An idea sparked by a forum posts about the human in Equestria load-out, and lack of language problems. Here the characters physically cannot speak the others language intelligibly, and the human brings an entire house with it.

Fixed the formatting. I apologize, it double spaced the paragraphs when I looked at it in the browser.

>>1832919 - But what exactly did he play for Twilight?

A Night on Bald Mountain/Ave Maria

https://www.youtube.com/watch?v=YrM643eYPc0

Fantasia 2000 - Beethoven's symphony (N. 5)

https://www.youtube.com/watch?v=sqd_dfR9WSM

Fantasia 2000 - Firebird

https://www.youtube.com/watch?v=2XGRmaiCpPU

Now imagine you've never heard of cartoons, and these cartoons look more like Twilight's actual world that the monster's home. In all three, there would be a huge horror factor, and although the forces of light and rebirth prevail, there's nothing comical or hammy about any of the villians. And in the Firebird, the destructive force appears to have won, utterly destroying the nymph's forest and the nymph herself.
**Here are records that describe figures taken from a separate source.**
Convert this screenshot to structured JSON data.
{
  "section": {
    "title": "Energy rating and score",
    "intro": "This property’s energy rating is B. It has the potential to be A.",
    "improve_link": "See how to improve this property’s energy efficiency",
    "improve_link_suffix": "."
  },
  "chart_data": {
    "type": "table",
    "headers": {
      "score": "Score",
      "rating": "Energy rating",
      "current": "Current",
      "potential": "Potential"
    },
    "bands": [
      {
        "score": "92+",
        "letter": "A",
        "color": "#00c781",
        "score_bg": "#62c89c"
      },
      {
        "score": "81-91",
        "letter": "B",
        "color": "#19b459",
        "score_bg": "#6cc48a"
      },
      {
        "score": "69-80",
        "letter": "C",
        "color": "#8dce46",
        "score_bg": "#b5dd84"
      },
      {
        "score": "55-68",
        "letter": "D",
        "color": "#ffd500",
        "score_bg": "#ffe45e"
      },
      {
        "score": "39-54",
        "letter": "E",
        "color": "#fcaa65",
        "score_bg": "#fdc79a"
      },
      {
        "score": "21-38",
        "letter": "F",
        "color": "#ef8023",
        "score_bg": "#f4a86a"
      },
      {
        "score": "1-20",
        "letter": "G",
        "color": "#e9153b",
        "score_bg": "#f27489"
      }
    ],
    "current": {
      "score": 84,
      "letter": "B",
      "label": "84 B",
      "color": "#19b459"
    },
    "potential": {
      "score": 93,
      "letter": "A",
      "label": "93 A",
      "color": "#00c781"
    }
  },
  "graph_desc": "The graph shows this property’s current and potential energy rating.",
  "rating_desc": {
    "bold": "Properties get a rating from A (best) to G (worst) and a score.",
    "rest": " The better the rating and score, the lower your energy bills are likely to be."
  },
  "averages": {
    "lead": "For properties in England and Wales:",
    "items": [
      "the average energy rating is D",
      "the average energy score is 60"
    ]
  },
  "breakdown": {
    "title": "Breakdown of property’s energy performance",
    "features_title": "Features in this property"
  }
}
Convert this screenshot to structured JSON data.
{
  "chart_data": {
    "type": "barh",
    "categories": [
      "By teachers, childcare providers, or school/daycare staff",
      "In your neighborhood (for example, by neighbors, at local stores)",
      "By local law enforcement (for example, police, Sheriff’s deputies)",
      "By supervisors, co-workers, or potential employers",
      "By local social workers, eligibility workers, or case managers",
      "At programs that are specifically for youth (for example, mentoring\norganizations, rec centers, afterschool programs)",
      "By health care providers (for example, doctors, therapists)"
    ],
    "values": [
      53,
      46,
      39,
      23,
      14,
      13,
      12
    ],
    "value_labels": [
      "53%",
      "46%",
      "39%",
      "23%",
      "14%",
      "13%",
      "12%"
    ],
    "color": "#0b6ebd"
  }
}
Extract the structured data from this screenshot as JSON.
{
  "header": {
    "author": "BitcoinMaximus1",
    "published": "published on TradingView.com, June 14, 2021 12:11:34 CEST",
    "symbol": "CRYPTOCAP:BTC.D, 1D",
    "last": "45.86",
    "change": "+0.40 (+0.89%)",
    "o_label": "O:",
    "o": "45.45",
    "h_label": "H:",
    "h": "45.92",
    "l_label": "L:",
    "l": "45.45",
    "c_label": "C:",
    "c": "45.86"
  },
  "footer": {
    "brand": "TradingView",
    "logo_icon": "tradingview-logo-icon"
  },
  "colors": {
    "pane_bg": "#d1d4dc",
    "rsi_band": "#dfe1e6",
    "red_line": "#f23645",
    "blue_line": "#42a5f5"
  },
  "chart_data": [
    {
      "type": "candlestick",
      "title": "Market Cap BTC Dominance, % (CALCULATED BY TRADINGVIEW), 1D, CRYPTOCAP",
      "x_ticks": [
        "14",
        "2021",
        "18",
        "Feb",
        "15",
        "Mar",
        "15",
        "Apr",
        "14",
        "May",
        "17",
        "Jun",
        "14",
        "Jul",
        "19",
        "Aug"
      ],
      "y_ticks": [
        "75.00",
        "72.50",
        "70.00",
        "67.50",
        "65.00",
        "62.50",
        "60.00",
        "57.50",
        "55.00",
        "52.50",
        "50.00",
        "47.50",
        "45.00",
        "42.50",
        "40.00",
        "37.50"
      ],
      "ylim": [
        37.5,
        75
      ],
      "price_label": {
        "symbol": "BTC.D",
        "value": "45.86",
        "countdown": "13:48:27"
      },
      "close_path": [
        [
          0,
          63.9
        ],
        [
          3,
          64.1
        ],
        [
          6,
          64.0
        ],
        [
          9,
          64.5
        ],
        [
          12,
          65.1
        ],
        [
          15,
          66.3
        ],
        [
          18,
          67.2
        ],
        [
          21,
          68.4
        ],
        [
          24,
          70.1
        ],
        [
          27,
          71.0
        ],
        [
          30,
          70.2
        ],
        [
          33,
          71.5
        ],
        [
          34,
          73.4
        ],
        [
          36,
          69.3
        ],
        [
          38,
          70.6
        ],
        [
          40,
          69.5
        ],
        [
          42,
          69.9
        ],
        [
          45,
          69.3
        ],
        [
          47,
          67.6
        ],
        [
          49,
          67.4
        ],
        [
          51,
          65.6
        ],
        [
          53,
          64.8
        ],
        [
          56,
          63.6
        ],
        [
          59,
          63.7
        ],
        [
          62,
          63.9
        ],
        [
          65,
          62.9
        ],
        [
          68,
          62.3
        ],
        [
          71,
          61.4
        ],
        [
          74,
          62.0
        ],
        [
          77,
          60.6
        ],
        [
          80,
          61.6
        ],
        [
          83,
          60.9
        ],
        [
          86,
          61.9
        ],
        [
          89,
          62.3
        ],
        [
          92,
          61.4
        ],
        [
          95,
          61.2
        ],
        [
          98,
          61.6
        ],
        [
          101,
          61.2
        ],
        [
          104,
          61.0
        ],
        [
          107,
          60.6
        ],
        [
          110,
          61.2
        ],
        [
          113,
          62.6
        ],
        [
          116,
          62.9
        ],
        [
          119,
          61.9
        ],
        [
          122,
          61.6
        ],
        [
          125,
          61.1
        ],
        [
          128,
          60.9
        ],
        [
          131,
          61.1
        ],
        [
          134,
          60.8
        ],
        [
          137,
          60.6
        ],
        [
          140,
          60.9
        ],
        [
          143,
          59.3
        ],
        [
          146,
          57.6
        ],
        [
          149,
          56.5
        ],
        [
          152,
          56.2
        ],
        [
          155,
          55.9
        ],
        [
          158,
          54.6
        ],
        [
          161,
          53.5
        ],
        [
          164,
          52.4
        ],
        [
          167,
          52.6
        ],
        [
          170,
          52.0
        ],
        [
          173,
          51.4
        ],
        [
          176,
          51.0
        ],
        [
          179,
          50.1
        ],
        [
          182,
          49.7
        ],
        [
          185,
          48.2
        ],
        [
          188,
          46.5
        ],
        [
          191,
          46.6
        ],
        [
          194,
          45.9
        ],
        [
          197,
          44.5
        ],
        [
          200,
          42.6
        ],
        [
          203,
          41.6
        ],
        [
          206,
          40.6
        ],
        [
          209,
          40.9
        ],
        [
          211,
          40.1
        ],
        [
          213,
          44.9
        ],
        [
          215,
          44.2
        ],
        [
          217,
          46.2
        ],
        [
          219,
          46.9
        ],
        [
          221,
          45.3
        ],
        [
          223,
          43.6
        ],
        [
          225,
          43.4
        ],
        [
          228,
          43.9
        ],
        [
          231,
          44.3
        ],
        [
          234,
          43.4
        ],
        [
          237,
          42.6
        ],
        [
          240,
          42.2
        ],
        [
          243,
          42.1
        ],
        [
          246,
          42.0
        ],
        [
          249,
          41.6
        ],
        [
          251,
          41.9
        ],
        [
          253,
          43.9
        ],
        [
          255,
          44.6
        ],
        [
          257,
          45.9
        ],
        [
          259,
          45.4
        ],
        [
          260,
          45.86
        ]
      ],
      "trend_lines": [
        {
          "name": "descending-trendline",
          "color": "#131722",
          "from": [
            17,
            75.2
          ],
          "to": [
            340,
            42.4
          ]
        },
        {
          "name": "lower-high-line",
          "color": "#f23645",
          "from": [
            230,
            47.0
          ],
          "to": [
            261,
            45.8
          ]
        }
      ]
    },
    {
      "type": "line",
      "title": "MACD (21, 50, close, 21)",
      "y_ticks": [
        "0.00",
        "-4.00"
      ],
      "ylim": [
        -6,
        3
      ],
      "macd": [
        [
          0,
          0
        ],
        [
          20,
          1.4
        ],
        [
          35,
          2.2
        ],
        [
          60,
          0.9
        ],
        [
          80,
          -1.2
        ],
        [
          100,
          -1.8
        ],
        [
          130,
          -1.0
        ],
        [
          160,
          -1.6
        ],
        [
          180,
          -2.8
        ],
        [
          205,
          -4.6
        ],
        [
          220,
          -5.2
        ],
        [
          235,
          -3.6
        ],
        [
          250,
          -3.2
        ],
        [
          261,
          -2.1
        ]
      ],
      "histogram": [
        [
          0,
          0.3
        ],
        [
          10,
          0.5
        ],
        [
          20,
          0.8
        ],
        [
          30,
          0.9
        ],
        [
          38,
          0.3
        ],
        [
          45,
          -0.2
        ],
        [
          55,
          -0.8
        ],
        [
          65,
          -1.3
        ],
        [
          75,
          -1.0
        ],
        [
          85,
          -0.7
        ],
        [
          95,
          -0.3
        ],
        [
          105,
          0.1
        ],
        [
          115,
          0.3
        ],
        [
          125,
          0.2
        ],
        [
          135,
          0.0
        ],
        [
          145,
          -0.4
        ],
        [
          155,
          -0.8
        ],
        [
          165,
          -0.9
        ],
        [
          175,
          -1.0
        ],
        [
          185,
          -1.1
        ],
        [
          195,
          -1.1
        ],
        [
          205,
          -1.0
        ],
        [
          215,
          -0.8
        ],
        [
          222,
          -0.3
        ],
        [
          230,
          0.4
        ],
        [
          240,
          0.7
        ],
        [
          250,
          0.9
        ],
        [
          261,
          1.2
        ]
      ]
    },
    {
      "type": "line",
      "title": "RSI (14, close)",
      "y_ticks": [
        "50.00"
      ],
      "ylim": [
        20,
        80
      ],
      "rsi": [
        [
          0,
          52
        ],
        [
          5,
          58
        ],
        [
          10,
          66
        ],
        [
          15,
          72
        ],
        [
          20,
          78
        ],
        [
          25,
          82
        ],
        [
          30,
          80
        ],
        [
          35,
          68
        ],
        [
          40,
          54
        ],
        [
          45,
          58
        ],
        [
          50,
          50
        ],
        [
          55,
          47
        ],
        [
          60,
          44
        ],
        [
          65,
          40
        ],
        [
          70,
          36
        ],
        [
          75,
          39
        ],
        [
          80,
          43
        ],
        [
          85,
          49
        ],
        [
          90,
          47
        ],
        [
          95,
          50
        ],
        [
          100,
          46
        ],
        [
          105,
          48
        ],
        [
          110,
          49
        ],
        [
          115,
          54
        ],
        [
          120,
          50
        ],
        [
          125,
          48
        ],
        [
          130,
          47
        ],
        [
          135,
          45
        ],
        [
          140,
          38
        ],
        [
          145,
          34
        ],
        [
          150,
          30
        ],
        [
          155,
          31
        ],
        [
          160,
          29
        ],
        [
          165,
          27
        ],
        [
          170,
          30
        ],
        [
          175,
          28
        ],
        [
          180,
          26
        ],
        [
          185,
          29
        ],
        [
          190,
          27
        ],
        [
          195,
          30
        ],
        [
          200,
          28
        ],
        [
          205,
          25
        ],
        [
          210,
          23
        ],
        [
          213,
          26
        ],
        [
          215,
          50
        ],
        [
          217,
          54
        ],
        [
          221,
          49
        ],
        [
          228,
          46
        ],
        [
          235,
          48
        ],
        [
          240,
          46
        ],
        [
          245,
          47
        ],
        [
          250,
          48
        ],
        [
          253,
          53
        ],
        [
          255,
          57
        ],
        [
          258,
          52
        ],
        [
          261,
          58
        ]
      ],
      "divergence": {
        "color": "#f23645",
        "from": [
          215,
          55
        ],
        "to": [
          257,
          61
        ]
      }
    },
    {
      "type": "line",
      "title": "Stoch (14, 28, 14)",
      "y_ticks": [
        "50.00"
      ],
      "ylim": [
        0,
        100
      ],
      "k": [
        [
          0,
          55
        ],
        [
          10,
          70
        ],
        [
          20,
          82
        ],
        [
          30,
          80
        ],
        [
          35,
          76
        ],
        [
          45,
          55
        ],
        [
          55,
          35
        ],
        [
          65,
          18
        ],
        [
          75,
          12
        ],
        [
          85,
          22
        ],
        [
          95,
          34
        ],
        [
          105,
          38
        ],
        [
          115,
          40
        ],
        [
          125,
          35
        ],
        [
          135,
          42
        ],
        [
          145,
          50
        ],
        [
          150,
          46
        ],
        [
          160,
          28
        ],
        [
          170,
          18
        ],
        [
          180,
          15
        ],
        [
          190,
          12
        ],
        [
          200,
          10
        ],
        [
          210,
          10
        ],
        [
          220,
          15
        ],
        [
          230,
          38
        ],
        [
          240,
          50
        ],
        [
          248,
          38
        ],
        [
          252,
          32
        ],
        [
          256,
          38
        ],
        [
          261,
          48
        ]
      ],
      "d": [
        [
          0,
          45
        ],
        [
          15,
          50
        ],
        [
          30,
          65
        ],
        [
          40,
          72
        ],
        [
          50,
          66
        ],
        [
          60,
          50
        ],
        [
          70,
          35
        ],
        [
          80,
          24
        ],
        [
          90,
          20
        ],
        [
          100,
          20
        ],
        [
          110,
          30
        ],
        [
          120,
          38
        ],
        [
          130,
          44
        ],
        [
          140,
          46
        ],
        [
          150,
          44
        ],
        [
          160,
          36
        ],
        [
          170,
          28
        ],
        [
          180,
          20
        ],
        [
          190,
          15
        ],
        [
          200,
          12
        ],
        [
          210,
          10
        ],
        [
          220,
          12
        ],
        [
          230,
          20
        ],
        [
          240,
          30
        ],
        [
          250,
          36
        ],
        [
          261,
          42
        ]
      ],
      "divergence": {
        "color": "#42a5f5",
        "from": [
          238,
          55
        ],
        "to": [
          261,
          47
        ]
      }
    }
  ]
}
There's also the message to Twilight that while she assumed she could just collect all the books and everything would be fine. The above are her first encounter with the monster's 'library'. :twilightoops: She has no idea if these are historical records, abstract images, some of each, or what. But these beautiful, terrifying messages take her to different a plane of thought for a few brief moments.

And this is what the monster just happens to have lying around. :facehoof:

'Nemo me impune lacessit' indeed. (No one provokes me with impunity).